Un joven soldado eclesiástico que se hallaba junto a Sparhawk al lado del parapeto se puso a llorar sin recato. Después, cuando, con semblante algo contrito, el cammoriano salió del callejón, el soldado puso en alto su arco, apuntó y disparó. El cammoriano dobló el cuerpo, cerrando la mano en la flecha clavada hasta la emplumadura en su vientre.
—Bien hecho —aprobó concisamente Sparhawk.
—Habría podido ser mi hermana, caballero —arguyó el soldado, enjugándose las lágrimas. Ninguno de ellos se hallaba realmente preparado para lo que sucedió después. La mujer salió desgreñada y sollozante del callejón y, al ver a su agresor retorciéndose en la calle cubierta de basuras, se precipitó a donde yacía y lo pateó varias veces en la cara. Luego, viendo que era incapaz de defenderse, le arrancó la daga del cinto. Sería tal vez preferible no describir el tormento que le infligió entonces. Los gritos del hombre, no obstante, siguieron resonando en las calles durante algún tiempo y, cuando el cammoriano calló por fin, la joven tiró el ensangrentado cuchillo, abrió el saco que llevaba y miró en su interior. A continuación se secó los ojos con la manga, cerró el saco y lo arrastró de nuevo hacia su casa.

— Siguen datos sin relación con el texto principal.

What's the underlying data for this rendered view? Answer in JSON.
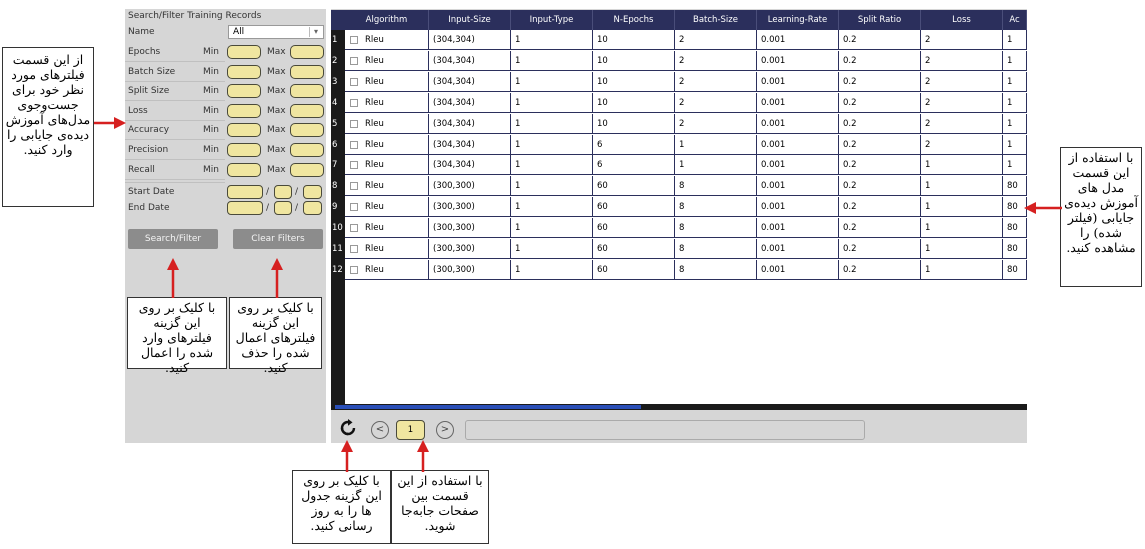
{
  "filter_panel": {
    "title": "Search/Filter Training Records",
    "name_label": "Name",
    "name_value": "All",
    "min_label": "Min",
    "max_label": "Max",
    "fields": [
      {
        "label": "Epochs"
      },
      {
        "label": "Batch Size"
      },
      {
        "label": "Split Size"
      },
      {
        "label": "Loss"
      },
      {
        "label": "Accuracy"
      },
      {
        "label": "Precision"
      },
      {
        "label": "Recall"
      }
    ],
    "start_date_label": "Start Date",
    "end_date_label": "End Date",
    "date_separator": "/",
    "search_button": "Search/Filter",
    "clear_button": "Clear Filters"
  },
  "table": {
    "columns": [
      "Algorithm",
      "Input-Size",
      "Input-Type",
      "N-Epochs",
      "Batch-Size",
      "Learning-Rate",
      "Split Ratio",
      "Loss",
      "Ac"
    ],
    "rows": [
      {
        "n": "1",
        "cells": [
          "Rleu",
          "(304,304)",
          "1",
          "10",
          "2",
          "0.001",
          "0.2",
          "2",
          "1"
        ]
      },
      {
        "n": "2",
        "cells": [
          "Rleu",
          "(304,304)",
          "1",
          "10",
          "2",
          "0.001",
          "0.2",
          "2",
          "1"
        ]
      },
      {
        "n": "3",
        "cells": [
          "Rleu",
          "(304,304)",
          "1",
          "10",
          "2",
          "0.001",
          "0.2",
          "2",
          "1"
        ]
      },
      {
        "n": "4",
        "cells": [
          "Rleu",
          "(304,304)",
          "1",
          "10",
          "2",
          "0.001",
          "0.2",
          "2",
          "1"
        ]
      },
      {
        "n": "5",
        "cells": [
          "Rleu",
          "(304,304)",
          "1",
          "10",
          "2",
          "0.001",
          "0.2",
          "2",
          "1"
        ]
      },
      {
        "n": "6",
        "cells": [
          "Rleu",
          "(304,304)",
          "1",
          "6",
          "1",
          "0.001",
          "0.2",
          "2",
          "1"
        ]
      },
      {
        "n": "7",
        "cells": [
          "Rleu",
          "(304,304)",
          "1",
          "6",
          "1",
          "0.001",
          "0.2",
          "1",
          "1"
        ]
      },
      {
        "n": "8",
        "cells": [
          "Rleu",
          "(300,300)",
          "1",
          "60",
          "8",
          "0.001",
          "0.2",
          "1",
          "80"
        ]
      },
      {
        "n": "9",
        "cells": [
          "Rleu",
          "(300,300)",
          "1",
          "60",
          "8",
          "0.001",
          "0.2",
          "1",
          "80"
        ]
      },
      {
        "n": "10",
        "cells": [
          "Rleu",
          "(300,300)",
          "1",
          "60",
          "8",
          "0.001",
          "0.2",
          "1",
          "80"
        ]
      },
      {
        "n": "11",
        "cells": [
          "Rleu",
          "(300,300)",
          "1",
          "60",
          "8",
          "0.001",
          "0.2",
          "1",
          "80"
        ]
      },
      {
        "n": "12",
        "cells": [
          "Rleu",
          "(300,300)",
          "1",
          "60",
          "8",
          "0.001",
          "0.2",
          "1",
          "80"
        ]
      }
    ]
  },
  "pager": {
    "page": "1",
    "prev_icon": "chevron-left-icon",
    "next_icon": "chevron-right-icon",
    "refresh_icon": "refresh-icon"
  },
  "annotations": {
    "filters": "از این قسمت فیلترهای مورد نظر خود برای جست‌وجوی مدل‌های آموزش دیده‌ی جایابی را وارد کنید.",
    "search": "با کلیک بر روی این گزینه فیلترهای وارد شده را اعمال کنید.",
    "clear": "با کلیک بر روی این گزینه فیلترهای اعمال شده را حذف کنید.",
    "refresh": "با کلیک بر روی این گزینه جدول ها را به روز رسانی کنید.",
    "pages": "با استفاده از این قسمت بین صفحات جابه‌جا شوید.",
    "table": "با استفاده از این قسمت مدل های آموزش دیده‌ی جایابی (فیلتر شده) را مشاهده کنید."
  },
  "colors": {
    "header": "#2b2f5c",
    "input_fill": "#f0e6a0",
    "arrow": "#d62020",
    "panel": "#d6d6d6"
  }
}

El soldado que había disparado al hombre se sintió aquejado de violentas náuseas.
—Nadie se comporta muy civilizadamente en esas circunstancias, compadre —observó Sparhawk, apoyando para confortarlo la mano en su hombro—, y la dama contaba con cierta justificación para lo que ha hecho.
—Ha debido de ser muy doloroso —señaló el soldado con voz trémula.
—Creo que eso es lo que ella pretendía, compadre. Id a tomar un trago de agua y lavaos la cara. Intentad no pensar en ello.
—Gracias, caballero —dijo el joven, tragando saliva.
—Quizá no todos los soldados eclesiásticos sean tan malos —murmuró para sí Sparhawk, replanteándose una opinión que hacía mucho tiempo que sostenía.
A la puesta del sol, en el estudio tapizado de rojo de sir Nashan, en el castillo pandion, se reunió lo que sir Tynian y sir Ulath habían dado en llamar, no del todo en broma, «el alto mando»: los preceptores, los tres patriarcas y Sparhawk y sus amigos. Kurik, Berit y Talen se hallaban, sin embargo, ausentes.
Nashan, un hábil administrador a quien incomodaba un poco la presencia de tantas autoridades, se mantenía tímidamente al lado de la puerta.
—Si no necesitáis nada más, mis señores —anunció—, os dejare para que desarrolléis vuestras deliberaciones.
—Quedaos, Nashan —le indicó Vanion, sonriendo—. De ningún modo querríamos despojaros de vuestra casa, y puede que vuestro conocimiento de la ciudad nos resulte útil.
—Gracias, mi señor —aceptó el corpulento caballero, sentándose en una silla.
—Me parece que le hemos ganado un combate a vuestro amigo Martel, Vanion—señaló el preceptor Abriel.
—Habéis mirado por la muralla últimamente, Abriel?—inquirió Vanion con brusquedad.
—De hecho, sí —respondió Abriel—, y a ello exactamente me refiero. Tal como nos dijo ayer sir Sparhawk, ese Martel no podía creer que fuéramos a abandonar la ciudad exterior sin luchar, de manera que no tomo en cuenta esa posibilidad al trazar sus planes. No hizo nada para mantener a los exploradores fuera de la ciudad y fueron precisamente éstos los que precedieron al grueso de los saqueadores. No bien hubieron comprobado que la población estaba desprotegida, los espías se apresuraron a registrar las casas en busca de objetos de valor y el resto del ejército los siguió. Martel ha perdido por completo el control de sus fuerzas y no lo recuperará hasta que en la ciudad de afuera no quede nada que robar. Y no sólo eso: en cuanto sus soldados tengan el botín que pueden cargar, comenzarán a desertar.